Unos acuerdos que, en opinión del profesor de IESE, “benefician a todos”. A las empresas, porque “van a crear unas enormes sinergias en los equipos”, y a los empleados, porque “se van a sentir más felices y alineados con sus compañías”. “El trabajador potencia sus habilidades, su labor en equipo y refuerza su compromiso con la empresa”, añade Juan Ángel Poyatos. Joan Fontrodona aprovecha para dar un tirón de orejas a las compañías en lo que a dotación de estas iniciativas se refiere: “Queremos muchos resultados y no ponemos recursos”.

Un compromiso que siente más fuerte el voluntario de Acciona Juan Pablo Ayuso, gerente de proyectos, por su colaboración para frenar la pandemia. “Trabajar para habilitar las instalaciones de Ifema es mi forma de contribuir y de no sentirme impotente. Ha sido muy duro física y emocionalmente. Un esfuerzo organizativo y logístico tremendo, contra reloj y tomando todas las precauciones sanitarias posibles”. Otros voluntarios de la compañía ayudan en el transporte de equipos de protección individual al hospital de La Paz o con el Ramón y Cajal, ambos en Madrid, llevando medicación a enfermos aquejados por otras dolencias.

Mover contactos para compartir conocimiento sobre el coronavirus y obtener material sanitario son otros frentes que tienen abiertos los voluntarios.
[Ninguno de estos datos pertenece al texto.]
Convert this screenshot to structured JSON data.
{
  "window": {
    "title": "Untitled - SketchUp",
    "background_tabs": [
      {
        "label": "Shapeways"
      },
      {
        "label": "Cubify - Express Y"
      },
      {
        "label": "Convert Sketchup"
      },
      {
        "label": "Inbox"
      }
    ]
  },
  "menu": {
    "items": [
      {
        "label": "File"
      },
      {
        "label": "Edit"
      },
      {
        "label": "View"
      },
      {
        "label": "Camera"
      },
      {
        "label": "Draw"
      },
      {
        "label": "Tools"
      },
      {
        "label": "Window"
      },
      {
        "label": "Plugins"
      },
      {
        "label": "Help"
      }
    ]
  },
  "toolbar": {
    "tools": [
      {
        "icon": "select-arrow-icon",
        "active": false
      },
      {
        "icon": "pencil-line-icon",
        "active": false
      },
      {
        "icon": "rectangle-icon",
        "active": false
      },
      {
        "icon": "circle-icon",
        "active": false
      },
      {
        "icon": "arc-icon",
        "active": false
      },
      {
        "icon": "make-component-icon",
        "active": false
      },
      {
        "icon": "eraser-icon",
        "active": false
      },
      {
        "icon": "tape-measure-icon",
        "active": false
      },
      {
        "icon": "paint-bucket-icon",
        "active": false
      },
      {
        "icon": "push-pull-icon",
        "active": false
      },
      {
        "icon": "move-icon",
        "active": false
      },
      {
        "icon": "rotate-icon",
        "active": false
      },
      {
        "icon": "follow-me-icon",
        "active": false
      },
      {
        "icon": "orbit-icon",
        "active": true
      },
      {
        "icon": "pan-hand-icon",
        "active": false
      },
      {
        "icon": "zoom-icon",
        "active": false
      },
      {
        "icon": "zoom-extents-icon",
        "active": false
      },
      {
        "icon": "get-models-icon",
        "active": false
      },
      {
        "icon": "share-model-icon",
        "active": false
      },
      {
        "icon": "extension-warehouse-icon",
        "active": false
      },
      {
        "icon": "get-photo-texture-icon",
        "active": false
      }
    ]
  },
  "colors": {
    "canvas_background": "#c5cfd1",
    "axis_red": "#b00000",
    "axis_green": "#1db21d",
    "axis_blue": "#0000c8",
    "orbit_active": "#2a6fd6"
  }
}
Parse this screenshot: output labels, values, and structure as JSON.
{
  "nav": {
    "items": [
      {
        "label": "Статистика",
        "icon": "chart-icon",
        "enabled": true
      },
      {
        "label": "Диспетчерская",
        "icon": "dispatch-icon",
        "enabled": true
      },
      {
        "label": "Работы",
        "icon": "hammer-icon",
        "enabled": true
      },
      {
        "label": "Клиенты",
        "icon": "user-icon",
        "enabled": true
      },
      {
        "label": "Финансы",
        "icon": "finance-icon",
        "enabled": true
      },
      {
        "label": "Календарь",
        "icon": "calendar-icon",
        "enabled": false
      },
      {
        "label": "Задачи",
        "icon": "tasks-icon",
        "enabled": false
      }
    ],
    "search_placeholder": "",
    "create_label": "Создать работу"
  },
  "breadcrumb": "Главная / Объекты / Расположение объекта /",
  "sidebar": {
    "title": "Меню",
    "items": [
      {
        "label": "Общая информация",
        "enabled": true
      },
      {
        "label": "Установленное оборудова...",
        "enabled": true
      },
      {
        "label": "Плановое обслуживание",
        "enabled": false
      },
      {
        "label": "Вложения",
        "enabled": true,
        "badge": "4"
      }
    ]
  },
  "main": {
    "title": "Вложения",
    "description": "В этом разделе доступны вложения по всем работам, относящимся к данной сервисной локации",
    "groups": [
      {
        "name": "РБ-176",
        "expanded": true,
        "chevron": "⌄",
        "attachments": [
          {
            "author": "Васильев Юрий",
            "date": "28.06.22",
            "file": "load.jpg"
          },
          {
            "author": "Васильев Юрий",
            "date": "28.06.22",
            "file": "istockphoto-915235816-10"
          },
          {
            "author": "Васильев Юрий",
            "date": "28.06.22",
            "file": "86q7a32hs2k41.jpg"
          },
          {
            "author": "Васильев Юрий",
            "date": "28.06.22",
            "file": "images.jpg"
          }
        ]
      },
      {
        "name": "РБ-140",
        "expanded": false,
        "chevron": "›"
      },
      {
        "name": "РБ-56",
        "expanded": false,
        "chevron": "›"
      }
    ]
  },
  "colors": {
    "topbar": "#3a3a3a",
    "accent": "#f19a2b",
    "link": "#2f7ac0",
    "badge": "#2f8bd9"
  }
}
Los empleados de Grifols en Asia trabajan a destajo para conseguir de hospitales y proveedores el rápido envío de este material.

Por su parte, la exalumna de IE Business School Chengcheng Li ha lanzado una plataforma donde, además de la compra y envío de material sanitario, hay una webinar con 800 médicos de las localidades chinas de Wuhan y Pekín y de España para compartir las mejores prácticas. “Hemos pedido a la fundación de Bill Gates que se una en la difusión de estas sesiones para prevenir los mismos errores y aprender de las mejores prácticas para contener el virus”, dice Chengcheng Li.


NÓMINAS SOLIDARIAS

Entre las iniciativas sociales de carácter voluntario figura la “nómina solidaria” puesta en marcha por la empresa pública Aena. El objetivo es que sus 8.000 empleados aporten entre 10 y 100 euros de su nómina de abril para apoyar las acción del Centro Superior de Investigaciones Científicas (CSIC) en busca de una vacuna contra la Covid-19. El gestor aeroportuario destinará dos millones de euros a la iniciativa. La implicación de los trabajadores de Aena se traduce también en otro tipo de colaboraciones particulares. Hay quien está cosiendo en casa mascarillas para una residencia de ancianos o quien elabora delantales de protección.